Zaten hepimiz kendi müzik gruplarımızda bunun bir parça içindeyiz. Ama bu gruba yansıtmıyoruz. Bu proje tamamen bizim kendi keyfiyetimizle ve yapmak istediklerimizle ilgili. Hiçbirşey ispat etmeye de çalışmıyoruz. O yüzden sadece müzikten keyif almaya çalışıyoruz. Yapanlar  da istediği gibi yapsın. Çünkü belli bir piyasanın içine sıkışıp kalmakta müzisyeni sonuçta hem geriyor, hem üretimini yavaşlatıyor. Hiçbir kaygı duymadan çıkarlarsa daha da güzel olacağınıza inanıyoruz. Ben Yalova’da ilk defa çalıyorum. Cem Köksal da ilk defa geliyor. Çağatay çalmıştı zaten.

-Çağatay : Açıkçası biz ilk geldiğimizde dehşet bir kalabalık yoktu. Ama çok güzeldi, dehşet güzeldi. Kalabalığı kafa sayısı ile ölçmeyi sevmiyorum. 5 kişiyle de olsa, o heyecandır zaten.

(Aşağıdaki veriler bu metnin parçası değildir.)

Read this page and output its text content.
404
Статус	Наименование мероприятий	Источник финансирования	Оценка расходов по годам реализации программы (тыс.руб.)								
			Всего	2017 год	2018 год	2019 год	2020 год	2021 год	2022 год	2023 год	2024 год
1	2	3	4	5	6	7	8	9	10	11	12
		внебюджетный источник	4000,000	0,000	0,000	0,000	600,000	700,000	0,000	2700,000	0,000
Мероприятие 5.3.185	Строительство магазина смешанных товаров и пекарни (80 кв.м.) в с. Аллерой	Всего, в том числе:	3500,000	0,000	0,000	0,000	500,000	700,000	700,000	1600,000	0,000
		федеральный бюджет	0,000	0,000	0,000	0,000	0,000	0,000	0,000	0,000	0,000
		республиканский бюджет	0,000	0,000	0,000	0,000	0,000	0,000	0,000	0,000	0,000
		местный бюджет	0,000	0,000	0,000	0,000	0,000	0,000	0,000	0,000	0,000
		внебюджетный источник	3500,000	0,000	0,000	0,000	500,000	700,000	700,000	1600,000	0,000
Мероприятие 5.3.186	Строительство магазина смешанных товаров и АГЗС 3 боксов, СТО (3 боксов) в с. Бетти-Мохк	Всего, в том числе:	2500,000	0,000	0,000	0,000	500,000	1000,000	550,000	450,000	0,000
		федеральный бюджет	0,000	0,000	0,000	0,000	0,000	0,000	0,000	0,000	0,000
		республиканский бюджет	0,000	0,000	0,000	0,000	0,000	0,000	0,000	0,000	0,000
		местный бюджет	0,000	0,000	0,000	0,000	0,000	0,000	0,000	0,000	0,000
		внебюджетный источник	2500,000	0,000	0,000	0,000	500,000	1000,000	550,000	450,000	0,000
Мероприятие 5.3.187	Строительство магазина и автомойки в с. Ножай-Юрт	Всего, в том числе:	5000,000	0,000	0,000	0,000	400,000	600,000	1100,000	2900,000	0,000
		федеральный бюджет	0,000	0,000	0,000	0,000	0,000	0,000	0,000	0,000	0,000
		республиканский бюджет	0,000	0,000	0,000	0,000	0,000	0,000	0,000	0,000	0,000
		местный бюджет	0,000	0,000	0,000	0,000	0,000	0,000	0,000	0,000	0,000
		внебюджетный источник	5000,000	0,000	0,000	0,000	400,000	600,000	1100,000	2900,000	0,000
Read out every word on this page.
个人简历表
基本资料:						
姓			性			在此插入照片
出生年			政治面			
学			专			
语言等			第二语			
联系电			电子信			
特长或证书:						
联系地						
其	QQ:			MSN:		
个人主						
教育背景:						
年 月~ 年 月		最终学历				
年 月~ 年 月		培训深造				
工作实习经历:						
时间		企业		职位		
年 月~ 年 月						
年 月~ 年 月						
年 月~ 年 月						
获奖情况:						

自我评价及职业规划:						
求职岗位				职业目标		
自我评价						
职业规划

Her şehirde sürpriz bir konuğumuz oluyor. Gerçi Yalova’da sürpriz dememize gerek yok çünkü  Tanju (Oçar) tanınan bir müzisyen. Ve çokta fazla bu işle ilgilenen kimse olmadığı için, direk Tanju gelecek bu akşam çalacak dedik. Çoğu yerlere gittiğimizde, mesela Ankara’ya gittiğimizde Süleyman Bağcıoğlu, işte Bursa’ya gidebilseydik Ergin Altınel’le çalacaktık  o olmadı.

Her gittiğimiz yerde birileri çıkıyor, Kıbrıs’a gittiğimizde bizden önce çalan grubun İngiliz bir gitaristi vardı onu hemen sahneye kattık. Bu bir anlamda insanların birlikte bir şeyler yapabildiğini de gösteriyor. Çünkü genelde müzik piyasasında herkes kendisi için uğraşır, başkasıyla bir şey yapmak için uğraşmaz. Ancak bir fırsat doğması lazım. O da bu tür sahnelerde oluyor. Gel sen de bize işte şu parçayı çal.

-Burada olmak güzel. Yalova zaten çok güzel ve gelişmiş bir şehir.  Ben yıllardır gelmiyordum. En son şehirden içeri girdim, ‘Yalova’ya bak ne olmuş’ dedim.

-Hem mekanlar hem bu işle uğraşanlar feragat ederse ortak zeminde mutlaka bir şeyler olur. Hep bana ile bu iş yürümez. Müzisyen de biraz ona uyacak, mekanlar da ona biraz destek yapacak, hep beraber bir şeyler yapılır. Sonuçta seyirci ile buluşmak çok zor değil, her şehirde bir potansiyel var.